Bright colors were the new aesthetic of the 1920s; the rise of technology, affluence, and ease of travel, brought never before seen colors to the world of jewelry.
This color reflected the vibrancy of the Jazz Age. The invention of new materials such as plastic and stones from exotic location introduced an entirely new aspect to jewelry designers.
Plastic was strong and resilient, and could imitate natural materials like wood, stone, bone and could be colored to any color of the rainbow.
Bakelight, an invention of Belgian chemist Leo Baekeland in 1909, allowed jewelry makers a new freedom in their designs. Rings, necklaces, brooches could all be made to fit any situation or match any outfit.
Western society was captivated by exploration in the 1920s. With this rise in awareness came a fascination for the "exotic."

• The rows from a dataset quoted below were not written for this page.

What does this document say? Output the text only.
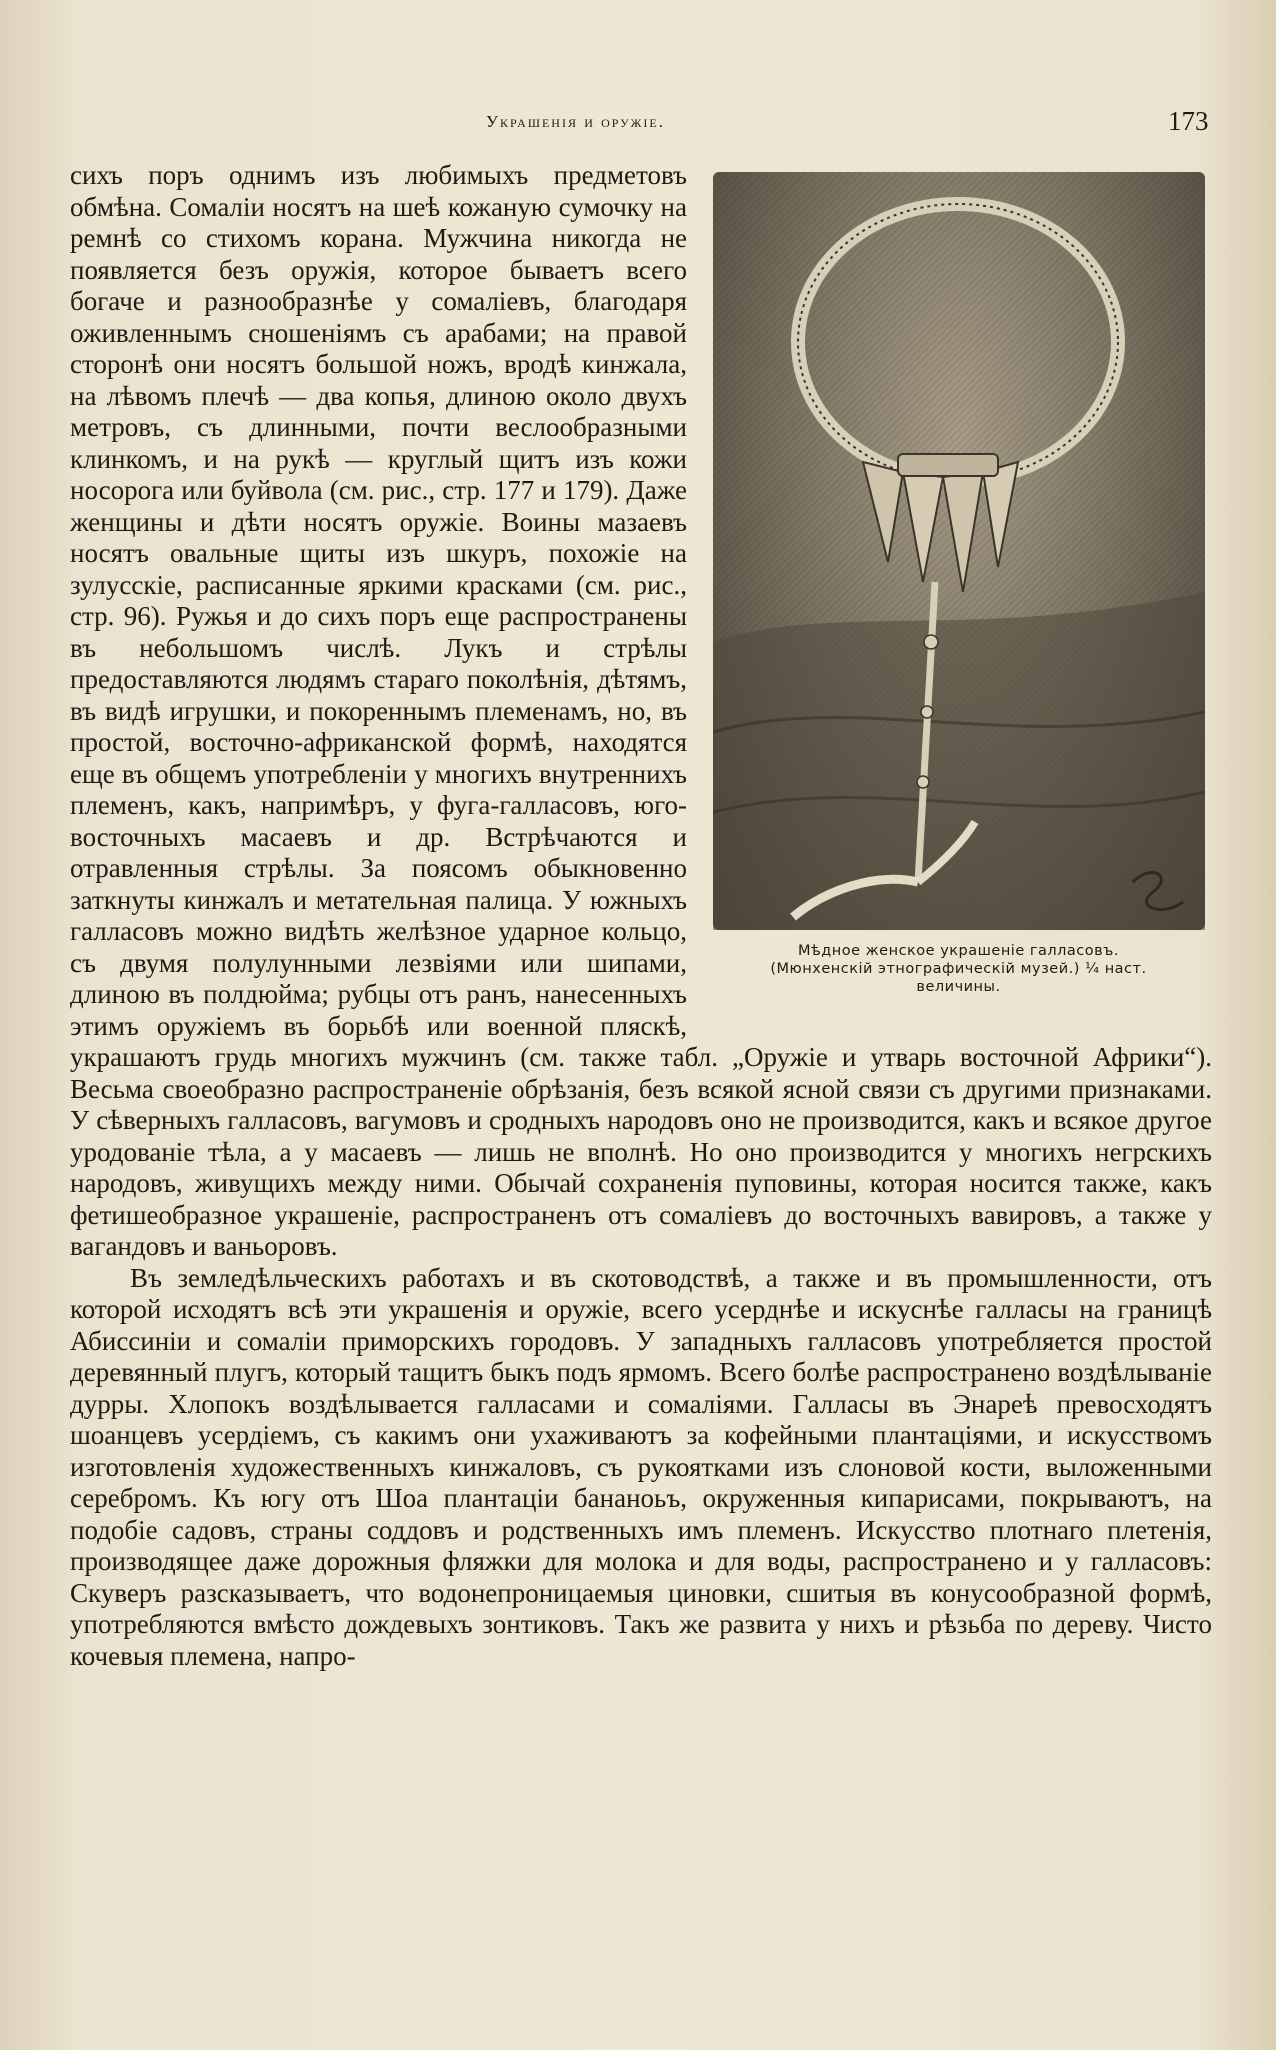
Украшенія и оружіе.	173
Мѣдное женское украшеніе галласовъ.
(Мюнхенскій этнографическій музей.) ¼ наст.
величины.

сихъ поръ однимъ изъ любимыхъ предметовъ обмѣна. Сомаліи носятъ на шеѣ кожаную сумочку на ремнѣ со стихомъ корана. Мужчина никогда не появляется безъ оружія, которое бываетъ всего богаче и разнообразнѣе у сомаліевъ, благодаря оживленнымъ сношеніямъ съ арабами; на правой сторонѣ они носятъ большой ножъ, вродѣ кинжала, на лѣвомъ плечѣ — два копья, длиною около двухъ метровъ, съ длинными, почти веслообразными клинкомъ, и на рукѣ — круглый щитъ изъ кожи носорога или буйвола (см. рис., стр. 177 и 179). Даже женщины и дѣти носятъ оружіе. Воины мазаевъ носятъ овальные щиты изъ шкуръ, похожіе на зулусскіе, расписанные яркими красками (см. рис., стр. 96). Ружья и до сихъ поръ еще распространены въ небольшомъ числѣ. Лукъ и стрѣлы предоставляются людямъ стараго поколѣнія, дѣтямъ, въ видѣ игрушки, и покореннымъ племенамъ, но, въ простой, восточно-африканской формѣ, находятся еще въ общемъ употребленіи у многихъ внутреннихъ племенъ, какъ, напримѣръ, у фуга-галласовъ, юго-восточныхъ масаевъ и др. Встрѣчаются и отравленныя стрѣлы. За поясомъ обыкновенно заткнуты кинжалъ и метательная палица. У южныхъ галласовъ можно видѣть желѣзное ударное кольцо, съ двумя полулунными лезвіями или шипами, длиною въ полдюйма; рубцы отъ ранъ, нанесенныхъ этимъ оружіемъ въ борьбѣ или военной пляскѣ, украшаютъ грудь многихъ мужчинъ (см. также табл. „Оружіе и утварь восточной Африки“). Весьма своеобразно распространеніе обрѣзанія, безъ всякой ясной связи съ другими признаками. У сѣверныхъ галласовъ, вагумовъ и сродныхъ народовъ оно не производится, какъ и всякое другое уродованіе тѣла, а у масаевъ — лишь не вполнѣ. Но оно производится у многихъ негрскихъ народовъ, живущихъ между ними. Обычай сохраненія пуповины, которая носится также, какъ фетишеобразное украшеніе, распространенъ отъ сомаліевъ до восточныхъ вавировъ, а также у вагандовъ и ваньоровъ.

Въ земледѣльческихъ работахъ и въ скотоводствѣ, а также и въ промышленности, отъ которой исходятъ всѣ эти украшенія и оружіе, всего усерднѣе и искуснѣе галласы на границѣ Абиссиніи и сомаліи приморскихъ городовъ. У западныхъ галласовъ употребляется простой деревянный плугъ, который тащитъ быкъ подъ ярмомъ. Всего болѣе распространено воздѣлываніе дурры. Хлопокъ воздѣлывается галласами и сомаліями. Галласы въ Энареѣ превосходятъ шоанцевъ усердіемъ, съ какимъ они ухаживаютъ за кофейными плантаціями, и искусствомъ изготовленія художественныхъ кинжаловъ, съ рукоятками изъ слоновой кости, выложенными серебромъ. Къ югу отъ Шоа плантаціи бананоьъ, окруженныя кипарисами, покрываютъ, на подобіе садовъ, страны соддовъ и родственныхъ имъ племенъ. Искусство плотнаго плетенія, производящее даже дорожныя фляжки для молока и для воды, распространено и у галласовъ: Скуверъ разсказываетъ, что водонепроницаемыя циновки, сшитыя въ конусообразной формѣ, употребляются вмѣсто дождевыхъ зонтиковъ. Такъ же развита у нихъ и рѣзьба по дереву. Чисто кочевыя племена, напро-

The discovery of King Tutankhamen's tomb in 1922 rose the public's consciousness to anything "Egyptian."
Typical motifs of Egyptian jewelry were scarab beetles, Pharaohs heads, pyramids, sphinxes, ankhs, and many others. Many of these shapes would be reflected in the Art Deco jewelry of the same period.
In addition to the typical symbols of Egyptian culture, women also began wearing jewelry that looked like that of the Egyptian people.
Dangling pendants, large fringed bib necklaces adorned with bells, snake bracelets made from glass, gold and silver were all popular items.
People loved all things foreign (except maybe the people :). . . from the kimonos of Japan, to the glass of Czechoslovakia, and the native colors and fabrics of Africa all these elements swirled together to create the classic styles and motifs of 1920s jewelry.
The straight and simple designs of women's fashion in the 1920s lent itself to expressive jewelry.
In 1924, Coco Chanel popularized "costume jewelry" to accent and contrast the straight and simple lines of her fashion designs.
Angular pieces adorned womens belts, brooches, sautoir necklaces and hair clips, adding interest and flair to the fashion itself.
Like the of 1920s fashion, the jewelry tells a story of a great age. People were fascinated by the exotic, the foreign, the unknown, and inspired by the beauty of "the new."
The world expanded rapidly as technology and peoples' desire to explore their surroundings increased. They would return from their adventures with a new discovery and new treasures. These influence of these exotic finds were reflected in the 1920s jewelry and fashion.